1) Assume that f is onto.
Define the set ∏={f-1[{y}] : y ε B} (ε represents the membership relation). That means ∏ is the set of all pre-images of f restricted to the element y in B. It's obvious that ∏ is a family of sets and because its members are non-empty sets (since f is onto) we could apply the axiom of choice to it.
Axiom of choice tells us that there exists a function h: ∏ → U∏. It's obvious that U∏=A.
Now let's define: g:B → A , g(y)=h(f-1[{y}]). We should show that it's well-defined.
Which means if y=z then g(y)=g(z), but it's obvious, since if y=z then y and z are the same element in B, hence f-1[{y}]=f-1[{z}], since h is a function (AC), h(f-1[{y}])=h(f-1[{z}]) which means g(y)=g(z).
Now we need to prove that g is a right inverse for f.

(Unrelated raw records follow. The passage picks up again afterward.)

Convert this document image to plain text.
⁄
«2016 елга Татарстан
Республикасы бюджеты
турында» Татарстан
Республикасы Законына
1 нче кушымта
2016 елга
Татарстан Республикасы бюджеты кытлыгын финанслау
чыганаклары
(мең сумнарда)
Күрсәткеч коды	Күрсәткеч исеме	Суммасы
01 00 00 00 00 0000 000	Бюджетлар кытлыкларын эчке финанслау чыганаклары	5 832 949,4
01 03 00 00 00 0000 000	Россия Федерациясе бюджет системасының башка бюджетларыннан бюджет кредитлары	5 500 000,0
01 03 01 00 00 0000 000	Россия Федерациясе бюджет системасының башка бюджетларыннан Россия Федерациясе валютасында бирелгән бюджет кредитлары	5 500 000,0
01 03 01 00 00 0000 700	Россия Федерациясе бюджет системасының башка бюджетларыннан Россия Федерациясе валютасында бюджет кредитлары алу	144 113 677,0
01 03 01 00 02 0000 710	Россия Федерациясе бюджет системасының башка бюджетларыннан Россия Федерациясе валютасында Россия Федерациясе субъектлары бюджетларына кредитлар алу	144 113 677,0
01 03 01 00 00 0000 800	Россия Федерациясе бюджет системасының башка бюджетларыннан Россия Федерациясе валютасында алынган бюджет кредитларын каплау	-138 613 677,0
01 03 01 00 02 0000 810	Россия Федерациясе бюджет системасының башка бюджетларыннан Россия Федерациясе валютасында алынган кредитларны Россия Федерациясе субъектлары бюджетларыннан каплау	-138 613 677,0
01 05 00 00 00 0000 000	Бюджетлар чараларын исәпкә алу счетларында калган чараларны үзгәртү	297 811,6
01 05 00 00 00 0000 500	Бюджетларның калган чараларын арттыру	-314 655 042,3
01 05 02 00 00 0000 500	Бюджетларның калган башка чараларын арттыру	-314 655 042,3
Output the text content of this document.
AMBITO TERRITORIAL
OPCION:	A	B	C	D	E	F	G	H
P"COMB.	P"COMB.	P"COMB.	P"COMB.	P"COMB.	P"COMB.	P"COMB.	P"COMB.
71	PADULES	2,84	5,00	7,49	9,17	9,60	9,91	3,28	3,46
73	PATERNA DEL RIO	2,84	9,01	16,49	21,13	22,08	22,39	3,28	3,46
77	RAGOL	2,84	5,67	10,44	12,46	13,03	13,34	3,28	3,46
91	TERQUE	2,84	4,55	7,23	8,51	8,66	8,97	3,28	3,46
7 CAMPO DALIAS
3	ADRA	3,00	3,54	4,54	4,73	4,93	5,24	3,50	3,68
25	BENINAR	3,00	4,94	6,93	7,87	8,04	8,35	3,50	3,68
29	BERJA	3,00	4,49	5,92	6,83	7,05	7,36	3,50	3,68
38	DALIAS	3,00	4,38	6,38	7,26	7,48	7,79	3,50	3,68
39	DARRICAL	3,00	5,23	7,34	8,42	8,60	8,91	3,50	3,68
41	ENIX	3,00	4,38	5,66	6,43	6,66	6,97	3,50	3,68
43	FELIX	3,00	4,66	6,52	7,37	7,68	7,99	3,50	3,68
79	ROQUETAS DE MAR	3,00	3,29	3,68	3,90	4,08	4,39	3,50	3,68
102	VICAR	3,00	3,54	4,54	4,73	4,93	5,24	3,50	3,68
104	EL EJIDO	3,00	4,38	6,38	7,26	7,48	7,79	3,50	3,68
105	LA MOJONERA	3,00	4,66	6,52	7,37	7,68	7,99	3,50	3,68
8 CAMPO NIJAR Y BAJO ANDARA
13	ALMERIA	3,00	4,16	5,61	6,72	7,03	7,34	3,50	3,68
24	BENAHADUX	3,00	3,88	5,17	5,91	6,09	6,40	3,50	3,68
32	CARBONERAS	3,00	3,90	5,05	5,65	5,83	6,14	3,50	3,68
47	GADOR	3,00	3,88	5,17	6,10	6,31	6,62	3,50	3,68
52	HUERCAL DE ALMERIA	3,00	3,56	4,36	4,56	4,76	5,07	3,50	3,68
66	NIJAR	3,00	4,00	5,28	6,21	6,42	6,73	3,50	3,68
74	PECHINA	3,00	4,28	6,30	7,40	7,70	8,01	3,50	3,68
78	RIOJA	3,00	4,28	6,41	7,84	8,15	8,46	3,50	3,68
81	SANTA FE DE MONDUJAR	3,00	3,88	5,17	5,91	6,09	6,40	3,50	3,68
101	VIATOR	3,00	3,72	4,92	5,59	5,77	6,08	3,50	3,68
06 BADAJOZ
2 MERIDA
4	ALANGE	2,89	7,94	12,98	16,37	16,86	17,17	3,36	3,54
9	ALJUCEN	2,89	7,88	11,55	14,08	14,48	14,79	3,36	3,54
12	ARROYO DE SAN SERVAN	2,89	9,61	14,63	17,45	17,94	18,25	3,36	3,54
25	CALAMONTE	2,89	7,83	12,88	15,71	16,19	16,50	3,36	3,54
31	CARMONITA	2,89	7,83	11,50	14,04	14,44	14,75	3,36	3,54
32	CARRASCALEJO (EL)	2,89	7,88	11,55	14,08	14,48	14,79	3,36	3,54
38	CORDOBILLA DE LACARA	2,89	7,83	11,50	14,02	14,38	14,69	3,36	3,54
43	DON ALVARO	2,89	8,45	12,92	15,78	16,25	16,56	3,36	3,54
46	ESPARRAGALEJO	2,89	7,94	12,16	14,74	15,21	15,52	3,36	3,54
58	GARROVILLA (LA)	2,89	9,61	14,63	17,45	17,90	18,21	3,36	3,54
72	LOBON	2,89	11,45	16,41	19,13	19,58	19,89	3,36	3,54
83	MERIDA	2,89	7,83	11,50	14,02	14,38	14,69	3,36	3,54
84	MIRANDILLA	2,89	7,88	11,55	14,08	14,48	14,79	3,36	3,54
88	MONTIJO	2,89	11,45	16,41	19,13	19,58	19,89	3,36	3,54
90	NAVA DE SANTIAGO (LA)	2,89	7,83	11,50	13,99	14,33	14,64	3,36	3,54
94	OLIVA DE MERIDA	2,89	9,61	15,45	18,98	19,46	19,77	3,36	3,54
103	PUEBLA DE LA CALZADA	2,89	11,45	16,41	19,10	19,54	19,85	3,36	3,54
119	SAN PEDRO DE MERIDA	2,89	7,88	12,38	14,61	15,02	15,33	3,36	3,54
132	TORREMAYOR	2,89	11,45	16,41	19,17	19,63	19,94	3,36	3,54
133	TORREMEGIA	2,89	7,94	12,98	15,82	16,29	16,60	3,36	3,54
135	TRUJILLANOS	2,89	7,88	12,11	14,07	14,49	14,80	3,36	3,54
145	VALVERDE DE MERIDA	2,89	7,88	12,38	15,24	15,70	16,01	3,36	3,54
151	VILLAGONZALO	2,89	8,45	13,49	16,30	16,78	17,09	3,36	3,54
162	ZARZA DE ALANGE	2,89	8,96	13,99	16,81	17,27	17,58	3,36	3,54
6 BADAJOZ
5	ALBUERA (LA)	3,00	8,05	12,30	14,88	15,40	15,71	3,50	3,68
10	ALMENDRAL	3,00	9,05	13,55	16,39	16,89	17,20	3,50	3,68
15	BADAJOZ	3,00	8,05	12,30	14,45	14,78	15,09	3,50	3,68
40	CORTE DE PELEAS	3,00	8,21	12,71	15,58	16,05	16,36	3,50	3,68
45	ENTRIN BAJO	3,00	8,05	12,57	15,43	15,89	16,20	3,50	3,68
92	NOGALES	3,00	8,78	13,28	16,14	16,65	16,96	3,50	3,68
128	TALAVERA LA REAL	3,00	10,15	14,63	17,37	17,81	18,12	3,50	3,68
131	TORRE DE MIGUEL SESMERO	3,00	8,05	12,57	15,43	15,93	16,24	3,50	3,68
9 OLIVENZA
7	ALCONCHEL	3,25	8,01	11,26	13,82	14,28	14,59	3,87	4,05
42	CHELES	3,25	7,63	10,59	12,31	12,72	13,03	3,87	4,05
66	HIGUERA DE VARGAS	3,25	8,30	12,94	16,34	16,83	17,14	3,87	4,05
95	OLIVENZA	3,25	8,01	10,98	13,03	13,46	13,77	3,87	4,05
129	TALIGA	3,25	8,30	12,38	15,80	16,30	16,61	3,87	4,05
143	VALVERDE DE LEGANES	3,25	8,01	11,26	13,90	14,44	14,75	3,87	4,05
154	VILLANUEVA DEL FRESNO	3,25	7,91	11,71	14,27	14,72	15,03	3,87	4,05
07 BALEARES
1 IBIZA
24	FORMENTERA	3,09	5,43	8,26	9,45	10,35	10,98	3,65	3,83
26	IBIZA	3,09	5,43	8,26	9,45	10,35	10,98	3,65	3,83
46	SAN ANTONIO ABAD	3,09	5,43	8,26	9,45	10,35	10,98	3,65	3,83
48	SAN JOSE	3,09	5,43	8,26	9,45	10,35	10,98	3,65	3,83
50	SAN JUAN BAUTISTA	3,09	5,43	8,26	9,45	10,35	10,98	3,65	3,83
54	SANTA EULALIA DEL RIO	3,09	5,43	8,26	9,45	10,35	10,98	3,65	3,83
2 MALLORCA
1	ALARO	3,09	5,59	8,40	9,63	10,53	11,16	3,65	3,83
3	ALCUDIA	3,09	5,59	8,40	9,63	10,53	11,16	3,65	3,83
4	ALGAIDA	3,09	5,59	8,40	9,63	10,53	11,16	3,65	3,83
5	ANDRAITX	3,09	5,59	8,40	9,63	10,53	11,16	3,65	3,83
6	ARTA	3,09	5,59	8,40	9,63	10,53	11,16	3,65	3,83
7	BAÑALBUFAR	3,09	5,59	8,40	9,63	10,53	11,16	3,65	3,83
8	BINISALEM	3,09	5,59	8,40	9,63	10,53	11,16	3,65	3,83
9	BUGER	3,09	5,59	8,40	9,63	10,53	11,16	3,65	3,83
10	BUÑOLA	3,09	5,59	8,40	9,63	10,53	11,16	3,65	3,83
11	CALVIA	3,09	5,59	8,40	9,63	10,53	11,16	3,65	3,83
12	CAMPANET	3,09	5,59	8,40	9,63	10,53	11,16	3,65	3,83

Well, let's see what fog does to an arbitrary element y in B. by definition, g(y)=h(f-1[{y}]), then fog(y)=f(h(f-1[{y}])). Now let's see what's happening when fog acts on y. first it gives us the set of pre-image of y, then h chooses one element in f-1[{y}], then f acts on it and it's again sent to y! That's it. It proves that fog(y)=y and since y was arbitrary we conclude that fog=iB.

Now, suppose that there exists a function g such that fog(y)=y. We want to show that f is onto. For any y in B, we have: fog(y)=f(g(y))=y; now if we set g(y)=x we clearly see that for any y ε B, there exists x=g(y) such that f(x)=y which proves that f is onto.